Sunday, March 23, 2008

Alan Lomax and Israel's Cultural Treasures

It is not often that you will read words of praise on this site for Franklin D. Roosevelt. Particularly today, during the crisis with the sinking U.S. dollar, a lot of economic changes made during his administration could use a critical examination.
One thing he got right was the WPA or Works Progress Administration, which was a program started under Roosevelt to get people back to work on projects for the public good. Many worked building rads and dams.Artists such as Ben Shahn were also employed with public funds.
One of the projects in the WPA was the collecting of folk recordings from around the United States, particularly the south by field workers who were driven by the realisation that America's folk heritage was dying with its elderly.

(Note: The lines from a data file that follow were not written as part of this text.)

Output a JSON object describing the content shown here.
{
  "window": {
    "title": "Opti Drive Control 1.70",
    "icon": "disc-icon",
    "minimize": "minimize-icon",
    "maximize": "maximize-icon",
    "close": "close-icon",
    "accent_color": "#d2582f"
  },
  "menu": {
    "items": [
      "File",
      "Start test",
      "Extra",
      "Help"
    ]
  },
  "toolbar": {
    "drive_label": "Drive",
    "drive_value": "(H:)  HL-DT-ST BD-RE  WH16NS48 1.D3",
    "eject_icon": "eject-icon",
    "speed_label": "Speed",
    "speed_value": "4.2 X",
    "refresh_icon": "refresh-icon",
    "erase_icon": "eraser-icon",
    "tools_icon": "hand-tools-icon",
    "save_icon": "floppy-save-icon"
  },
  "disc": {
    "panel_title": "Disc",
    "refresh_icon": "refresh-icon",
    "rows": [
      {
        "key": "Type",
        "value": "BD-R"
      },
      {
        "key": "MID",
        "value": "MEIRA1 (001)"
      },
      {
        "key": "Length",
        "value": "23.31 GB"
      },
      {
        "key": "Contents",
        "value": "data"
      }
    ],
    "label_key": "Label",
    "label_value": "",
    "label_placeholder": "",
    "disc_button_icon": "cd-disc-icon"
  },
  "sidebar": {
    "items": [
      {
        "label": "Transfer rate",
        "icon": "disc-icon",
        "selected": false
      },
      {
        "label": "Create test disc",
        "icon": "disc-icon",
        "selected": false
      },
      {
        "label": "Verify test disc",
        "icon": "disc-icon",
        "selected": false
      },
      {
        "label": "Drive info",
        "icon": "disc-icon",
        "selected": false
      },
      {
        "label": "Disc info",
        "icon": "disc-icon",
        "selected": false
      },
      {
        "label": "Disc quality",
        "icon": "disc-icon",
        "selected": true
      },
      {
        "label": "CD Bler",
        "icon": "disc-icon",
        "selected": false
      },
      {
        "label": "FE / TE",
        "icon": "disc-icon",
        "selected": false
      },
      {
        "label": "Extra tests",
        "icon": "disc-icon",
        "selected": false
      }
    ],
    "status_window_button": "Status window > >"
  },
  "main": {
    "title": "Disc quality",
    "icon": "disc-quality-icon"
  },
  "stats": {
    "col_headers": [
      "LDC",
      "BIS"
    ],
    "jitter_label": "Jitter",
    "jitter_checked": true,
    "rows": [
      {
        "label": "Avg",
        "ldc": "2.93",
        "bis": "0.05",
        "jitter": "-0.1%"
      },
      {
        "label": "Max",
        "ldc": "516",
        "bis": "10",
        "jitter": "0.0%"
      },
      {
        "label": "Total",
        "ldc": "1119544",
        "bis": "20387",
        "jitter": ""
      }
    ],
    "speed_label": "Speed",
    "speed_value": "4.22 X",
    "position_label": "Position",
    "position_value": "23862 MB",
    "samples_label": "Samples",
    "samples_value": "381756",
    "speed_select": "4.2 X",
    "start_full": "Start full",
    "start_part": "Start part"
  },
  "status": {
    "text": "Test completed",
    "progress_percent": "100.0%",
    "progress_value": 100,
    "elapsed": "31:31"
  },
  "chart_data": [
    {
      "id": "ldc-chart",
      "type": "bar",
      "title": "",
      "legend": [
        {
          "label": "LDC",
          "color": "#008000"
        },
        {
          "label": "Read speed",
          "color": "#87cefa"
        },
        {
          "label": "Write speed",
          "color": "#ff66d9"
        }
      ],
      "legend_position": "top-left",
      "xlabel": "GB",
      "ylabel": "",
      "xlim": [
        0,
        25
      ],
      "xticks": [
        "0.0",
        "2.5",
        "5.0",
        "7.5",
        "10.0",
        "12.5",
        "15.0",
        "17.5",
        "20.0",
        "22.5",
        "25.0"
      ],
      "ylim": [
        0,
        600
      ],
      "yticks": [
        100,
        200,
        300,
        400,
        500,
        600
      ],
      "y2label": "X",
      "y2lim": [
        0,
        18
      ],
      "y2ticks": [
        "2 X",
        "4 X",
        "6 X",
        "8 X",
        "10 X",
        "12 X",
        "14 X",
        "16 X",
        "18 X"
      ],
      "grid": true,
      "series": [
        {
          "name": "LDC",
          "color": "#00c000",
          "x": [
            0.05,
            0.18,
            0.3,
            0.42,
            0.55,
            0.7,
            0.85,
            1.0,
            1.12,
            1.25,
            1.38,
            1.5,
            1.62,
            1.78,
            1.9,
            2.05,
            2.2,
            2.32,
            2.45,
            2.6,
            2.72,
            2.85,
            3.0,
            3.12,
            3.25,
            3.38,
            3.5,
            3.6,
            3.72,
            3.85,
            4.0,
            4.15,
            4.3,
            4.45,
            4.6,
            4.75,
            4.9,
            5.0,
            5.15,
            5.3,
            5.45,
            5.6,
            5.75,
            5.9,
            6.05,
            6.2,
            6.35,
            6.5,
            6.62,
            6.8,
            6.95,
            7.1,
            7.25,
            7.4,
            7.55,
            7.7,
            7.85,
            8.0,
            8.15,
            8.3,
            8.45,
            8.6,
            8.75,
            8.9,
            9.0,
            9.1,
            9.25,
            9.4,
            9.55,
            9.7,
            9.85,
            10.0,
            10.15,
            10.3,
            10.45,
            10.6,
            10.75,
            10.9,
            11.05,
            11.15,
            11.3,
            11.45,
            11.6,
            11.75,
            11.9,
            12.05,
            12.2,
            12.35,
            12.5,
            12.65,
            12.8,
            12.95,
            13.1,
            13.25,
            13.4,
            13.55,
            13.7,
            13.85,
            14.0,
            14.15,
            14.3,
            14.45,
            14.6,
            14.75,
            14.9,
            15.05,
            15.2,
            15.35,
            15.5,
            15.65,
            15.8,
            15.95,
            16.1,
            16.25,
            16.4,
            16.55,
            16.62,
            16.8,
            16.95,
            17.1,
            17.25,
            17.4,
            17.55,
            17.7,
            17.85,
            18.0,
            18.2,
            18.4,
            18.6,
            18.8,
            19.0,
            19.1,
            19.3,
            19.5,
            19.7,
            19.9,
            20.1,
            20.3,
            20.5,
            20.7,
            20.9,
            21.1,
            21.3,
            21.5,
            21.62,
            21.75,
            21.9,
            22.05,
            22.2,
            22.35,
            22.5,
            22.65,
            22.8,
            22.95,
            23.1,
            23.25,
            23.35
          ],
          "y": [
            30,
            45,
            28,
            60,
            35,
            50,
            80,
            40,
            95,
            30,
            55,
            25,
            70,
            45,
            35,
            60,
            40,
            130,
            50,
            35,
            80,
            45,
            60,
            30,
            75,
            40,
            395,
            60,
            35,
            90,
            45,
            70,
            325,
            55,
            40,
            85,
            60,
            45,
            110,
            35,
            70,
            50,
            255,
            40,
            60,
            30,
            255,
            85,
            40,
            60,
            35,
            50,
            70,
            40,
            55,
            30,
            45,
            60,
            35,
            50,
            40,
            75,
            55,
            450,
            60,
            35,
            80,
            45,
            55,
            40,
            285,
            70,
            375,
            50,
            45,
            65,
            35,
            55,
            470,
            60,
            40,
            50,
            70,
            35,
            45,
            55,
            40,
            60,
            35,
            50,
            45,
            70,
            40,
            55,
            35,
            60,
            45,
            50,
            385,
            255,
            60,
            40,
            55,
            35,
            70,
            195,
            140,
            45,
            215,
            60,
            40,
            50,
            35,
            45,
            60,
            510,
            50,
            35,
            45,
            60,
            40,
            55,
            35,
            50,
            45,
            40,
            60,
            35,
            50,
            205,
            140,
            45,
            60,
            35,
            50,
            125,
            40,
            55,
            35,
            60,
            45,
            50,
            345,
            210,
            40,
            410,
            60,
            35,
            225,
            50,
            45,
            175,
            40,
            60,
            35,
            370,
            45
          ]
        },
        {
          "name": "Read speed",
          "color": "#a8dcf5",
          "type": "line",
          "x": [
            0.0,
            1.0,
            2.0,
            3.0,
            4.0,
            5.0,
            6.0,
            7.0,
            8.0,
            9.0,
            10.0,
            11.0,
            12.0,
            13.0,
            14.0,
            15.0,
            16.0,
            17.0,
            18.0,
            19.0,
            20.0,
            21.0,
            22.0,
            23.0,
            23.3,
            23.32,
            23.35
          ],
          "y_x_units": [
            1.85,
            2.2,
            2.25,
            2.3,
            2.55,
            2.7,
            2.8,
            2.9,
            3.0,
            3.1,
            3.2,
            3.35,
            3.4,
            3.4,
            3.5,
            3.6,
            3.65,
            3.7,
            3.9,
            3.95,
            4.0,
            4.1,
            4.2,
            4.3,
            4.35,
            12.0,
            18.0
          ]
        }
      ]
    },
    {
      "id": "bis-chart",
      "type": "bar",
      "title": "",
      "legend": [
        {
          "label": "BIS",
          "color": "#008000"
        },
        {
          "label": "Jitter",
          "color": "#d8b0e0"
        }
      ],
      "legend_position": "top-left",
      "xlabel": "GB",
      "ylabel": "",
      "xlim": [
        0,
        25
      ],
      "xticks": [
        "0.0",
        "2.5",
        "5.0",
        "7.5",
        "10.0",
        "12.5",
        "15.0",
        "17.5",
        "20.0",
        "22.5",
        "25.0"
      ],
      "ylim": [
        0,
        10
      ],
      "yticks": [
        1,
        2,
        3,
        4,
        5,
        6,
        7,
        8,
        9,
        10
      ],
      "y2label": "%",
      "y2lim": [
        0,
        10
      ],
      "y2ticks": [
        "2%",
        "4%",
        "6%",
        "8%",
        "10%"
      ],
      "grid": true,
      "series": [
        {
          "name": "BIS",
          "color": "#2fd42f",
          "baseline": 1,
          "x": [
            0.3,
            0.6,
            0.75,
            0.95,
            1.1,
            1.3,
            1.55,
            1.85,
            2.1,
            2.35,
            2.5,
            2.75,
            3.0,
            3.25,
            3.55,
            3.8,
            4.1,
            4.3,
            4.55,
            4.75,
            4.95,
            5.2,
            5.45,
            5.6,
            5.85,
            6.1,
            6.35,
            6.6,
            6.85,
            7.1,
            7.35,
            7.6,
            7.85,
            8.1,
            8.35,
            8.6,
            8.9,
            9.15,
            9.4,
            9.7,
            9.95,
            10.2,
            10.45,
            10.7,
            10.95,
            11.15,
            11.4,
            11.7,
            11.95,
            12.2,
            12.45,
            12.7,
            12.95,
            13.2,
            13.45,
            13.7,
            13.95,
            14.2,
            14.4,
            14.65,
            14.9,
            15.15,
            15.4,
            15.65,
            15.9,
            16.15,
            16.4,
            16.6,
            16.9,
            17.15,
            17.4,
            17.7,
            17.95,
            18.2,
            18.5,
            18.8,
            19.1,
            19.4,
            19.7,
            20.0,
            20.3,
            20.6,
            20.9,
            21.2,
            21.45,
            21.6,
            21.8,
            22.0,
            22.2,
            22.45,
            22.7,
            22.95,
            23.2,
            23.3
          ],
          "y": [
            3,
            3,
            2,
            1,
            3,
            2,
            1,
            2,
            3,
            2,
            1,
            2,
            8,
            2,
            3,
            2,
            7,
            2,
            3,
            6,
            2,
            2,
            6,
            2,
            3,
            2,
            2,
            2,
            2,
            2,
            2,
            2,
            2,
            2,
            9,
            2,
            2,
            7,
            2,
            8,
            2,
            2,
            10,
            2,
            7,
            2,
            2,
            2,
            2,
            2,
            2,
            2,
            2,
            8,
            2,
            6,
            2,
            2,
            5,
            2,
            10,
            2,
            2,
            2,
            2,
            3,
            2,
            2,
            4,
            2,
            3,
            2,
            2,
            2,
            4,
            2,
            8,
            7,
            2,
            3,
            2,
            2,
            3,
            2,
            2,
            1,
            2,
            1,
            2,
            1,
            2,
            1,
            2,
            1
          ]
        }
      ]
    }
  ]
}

Israel is faced with a similar crisis. Streams of immigration have brought immigrants to Israel from around the world. Changing Jewish geography brought about by anti-semitism and aliyah has endangered some Jewish languages such as Ladino and Tat. Once isolated Jewish groups are marrying out of their communities. A new chapter in our history is being written but the old must not be forgotten.
When I hear that an elderly Yemenite or Moroccan Jew has passed away I think of the memories and wisdom that are buried with them. Israel should follow the lead of those like Alan Lomax, who recorded folk songs, stories and endangered dialects. I question whether space can be found in Israel's tight budget, but there are many philanthropists in America who could be approached by a project of this type.
Israel brings together Jews who were exiled to all over the world. We built a history and folkways during the exile. We owe it to future generations to preserve the varied streams feeding our collective memory. The time to act is now.